リプリー

クリード 過去の逆襲のリプリーのレビュー・感想・評価

クリード 過去の逆襲(2023年製作の映画)
3.6
映画の感想でこんなことを言うのはどうかと思うが「普通」だった。
何も貶しているわけではなく、ストーリーもこのシリーズのツボを押さえた王道のものに感じるし、初監督作となるマイケルBジョーダンの演出も光るものがあったと思う。
例えば、冒頭の試合シーンで劣勢に見せかけて相手の弱点を見極めているという演出は、このシリーズにないフレッシュなものだったし、スモークや逆光などを使った画づくりも僕好みだった。

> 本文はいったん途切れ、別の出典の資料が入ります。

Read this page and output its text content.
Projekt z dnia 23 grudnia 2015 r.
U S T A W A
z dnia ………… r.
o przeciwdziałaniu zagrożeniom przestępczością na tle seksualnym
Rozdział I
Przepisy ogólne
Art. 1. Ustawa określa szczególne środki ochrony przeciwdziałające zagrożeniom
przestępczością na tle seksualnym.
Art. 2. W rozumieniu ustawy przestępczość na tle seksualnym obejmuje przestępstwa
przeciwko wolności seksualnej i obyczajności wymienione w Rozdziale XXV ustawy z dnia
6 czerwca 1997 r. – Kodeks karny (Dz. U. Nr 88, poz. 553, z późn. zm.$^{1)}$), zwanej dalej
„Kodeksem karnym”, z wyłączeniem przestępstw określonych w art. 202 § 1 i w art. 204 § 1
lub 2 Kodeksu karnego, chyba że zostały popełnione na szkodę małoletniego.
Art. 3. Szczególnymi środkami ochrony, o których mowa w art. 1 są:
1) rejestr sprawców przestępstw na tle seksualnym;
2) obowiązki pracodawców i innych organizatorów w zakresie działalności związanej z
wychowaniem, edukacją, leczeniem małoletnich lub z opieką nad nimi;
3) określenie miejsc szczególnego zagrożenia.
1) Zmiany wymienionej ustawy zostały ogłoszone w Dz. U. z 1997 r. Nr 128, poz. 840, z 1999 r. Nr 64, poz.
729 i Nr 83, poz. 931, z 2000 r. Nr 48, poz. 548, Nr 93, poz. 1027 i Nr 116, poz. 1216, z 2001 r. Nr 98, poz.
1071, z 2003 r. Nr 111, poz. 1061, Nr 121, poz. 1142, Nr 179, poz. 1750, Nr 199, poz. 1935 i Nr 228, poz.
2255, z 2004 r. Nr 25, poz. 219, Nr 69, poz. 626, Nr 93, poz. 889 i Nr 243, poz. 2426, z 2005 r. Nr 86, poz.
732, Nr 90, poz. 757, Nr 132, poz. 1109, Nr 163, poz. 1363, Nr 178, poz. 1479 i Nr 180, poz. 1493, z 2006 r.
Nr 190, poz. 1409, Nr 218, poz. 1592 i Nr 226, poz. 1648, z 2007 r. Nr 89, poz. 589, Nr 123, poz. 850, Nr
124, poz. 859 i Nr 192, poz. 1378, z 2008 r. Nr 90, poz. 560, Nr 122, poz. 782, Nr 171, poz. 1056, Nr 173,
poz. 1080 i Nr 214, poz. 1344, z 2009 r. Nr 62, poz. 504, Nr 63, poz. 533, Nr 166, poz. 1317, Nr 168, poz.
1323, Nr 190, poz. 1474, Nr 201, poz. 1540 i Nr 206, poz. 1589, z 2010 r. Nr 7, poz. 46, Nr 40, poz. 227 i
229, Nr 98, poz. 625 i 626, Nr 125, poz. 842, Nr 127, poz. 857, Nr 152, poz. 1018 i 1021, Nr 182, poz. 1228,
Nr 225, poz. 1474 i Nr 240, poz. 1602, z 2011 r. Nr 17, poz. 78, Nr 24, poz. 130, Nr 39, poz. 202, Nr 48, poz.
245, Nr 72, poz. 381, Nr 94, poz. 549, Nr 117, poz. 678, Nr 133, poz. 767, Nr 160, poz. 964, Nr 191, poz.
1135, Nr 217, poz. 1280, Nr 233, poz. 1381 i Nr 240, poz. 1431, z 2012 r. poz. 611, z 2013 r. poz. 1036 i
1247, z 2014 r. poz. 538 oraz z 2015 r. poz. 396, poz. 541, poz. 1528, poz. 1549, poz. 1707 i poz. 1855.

ただ、本作の要である主人公の過去とそれに絡んだ対戦相手の構図にちょっとノレなかった。
そもそもこれは試合で勝ったから過去を振り切ったことになるんだろうか。敵役はそもそも何をどうしたかったのか。というか、コトの発端を知ったタイミングで謝れば済む話じゃなかったのか。何にせよ謝る訳だし。
対戦相手といえば、彼の格闘スタイルが喧嘩なのに対し、ボクシングは喧嘩じゃないというだけで、物語的な解答を出していないのも不満点。せっかく、娘の教育問題にまで言及してるのにほったらかし。というか、最後は相手ももっと喧嘩越しの態度にしても良かったんじゃないかと思う。その方がスタイルの違い故に勝ったというロジック、対立構造がはっきりする訳だし。まあ、このシリーズにあんまりロジックを求めるものではないかもしれないが…。

アメリカでは予想外のヒットを飛ばした本作だが、平日の昼間、地元のシネコンということもあるにせよ、観客は僕含めて二人だけとかなり悲しい状態。
2のときはもっと人がいたような…。
ボクシングシーンは、総じていいので劇場で見ることをおすすめする。

最後に「短編映画(アニメ)付きの上映回」を観に行ったのだが、これは短編というよりかは予告編?ストーリーもよく分からないし、設定もなんだか子どもっぽいな、と。わざわざエンドクレジット終わるのを待ってまで見るべき映像ではない気がした。